I want to write a rule in Prolog that returns the even elements in a given list. For example: even_elements([1,2,3,4], Result) would return Result: [2,4]

Here is what I have so far:

% This is my base case.
even_elements([H|T], Result) :- (0 is mod(H,2) -> Result = [H|T] ; Result = T). 

% This is my recursion.
even_elements([H|T], [H|NT]) :- even_elements(T, NT).

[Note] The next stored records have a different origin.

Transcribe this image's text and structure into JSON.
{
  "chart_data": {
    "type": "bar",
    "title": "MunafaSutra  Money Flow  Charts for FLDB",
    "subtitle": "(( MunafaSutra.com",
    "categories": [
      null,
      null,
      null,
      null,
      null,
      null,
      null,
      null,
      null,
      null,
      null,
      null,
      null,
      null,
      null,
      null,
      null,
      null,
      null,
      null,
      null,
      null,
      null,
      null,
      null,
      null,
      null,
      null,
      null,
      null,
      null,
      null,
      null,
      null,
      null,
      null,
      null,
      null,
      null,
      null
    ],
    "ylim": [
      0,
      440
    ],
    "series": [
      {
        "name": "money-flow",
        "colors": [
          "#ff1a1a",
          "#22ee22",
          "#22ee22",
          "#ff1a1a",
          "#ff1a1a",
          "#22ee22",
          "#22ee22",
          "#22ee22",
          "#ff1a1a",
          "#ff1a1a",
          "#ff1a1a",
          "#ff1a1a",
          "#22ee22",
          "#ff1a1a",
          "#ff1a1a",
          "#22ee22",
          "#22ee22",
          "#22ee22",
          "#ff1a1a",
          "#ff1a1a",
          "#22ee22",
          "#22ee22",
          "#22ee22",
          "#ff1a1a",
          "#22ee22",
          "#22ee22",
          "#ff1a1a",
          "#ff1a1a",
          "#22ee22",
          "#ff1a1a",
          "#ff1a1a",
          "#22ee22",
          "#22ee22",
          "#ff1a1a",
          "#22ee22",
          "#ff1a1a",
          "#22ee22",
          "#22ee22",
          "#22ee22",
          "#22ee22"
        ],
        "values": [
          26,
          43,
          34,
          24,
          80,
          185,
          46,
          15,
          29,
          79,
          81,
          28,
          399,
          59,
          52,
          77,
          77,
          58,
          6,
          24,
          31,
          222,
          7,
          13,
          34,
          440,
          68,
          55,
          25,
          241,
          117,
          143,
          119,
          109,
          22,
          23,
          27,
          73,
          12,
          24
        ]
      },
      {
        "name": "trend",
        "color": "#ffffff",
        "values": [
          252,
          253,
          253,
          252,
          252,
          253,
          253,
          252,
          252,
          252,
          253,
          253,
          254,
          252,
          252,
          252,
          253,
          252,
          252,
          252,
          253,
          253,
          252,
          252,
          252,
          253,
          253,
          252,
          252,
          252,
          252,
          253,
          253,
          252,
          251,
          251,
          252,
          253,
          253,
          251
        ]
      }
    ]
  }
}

The base case works properly and eliminates the first element if it is odd; but the recursion doesn't change anything. Any tips on how to complete the recursion is appreciated.

2
listrecursionprolog
The base case does not look like a base case.Willem Van Onsem

2 Answers

2
votes

Often the base case in list processing deals with the empty list. Indeed, we can just write:

even_elements([], []).

For the recursive case, we can use quite a lot from your base case, the only thin that we still need to do is recurse on the tail of the list, so:

even_elements([H|T], Result) :-
    (  0 is mod(H,2)
    -> Result = [H|T2]
    ;  Result = T2
    ),
    even_elements(T, T2).

That being said, there is no need to implement the logic to filter a list. You can make use of the include/3 predicate [swi-doc], and thus define an even predicate:

even(N) :-
    0 is N mod 2.

Then we can filter with:

even_elements(L, R) :-
    include(even, L, R).

This then gives us:

?- even_elements([1,4,2,5], R).
R = [4, 2].
1
votes

I also found this solution from this post although Willem's answer is way more readable:

even_elements(L1,L2):-findall(X,(member(X,L1), X mod 2=:=0),L2).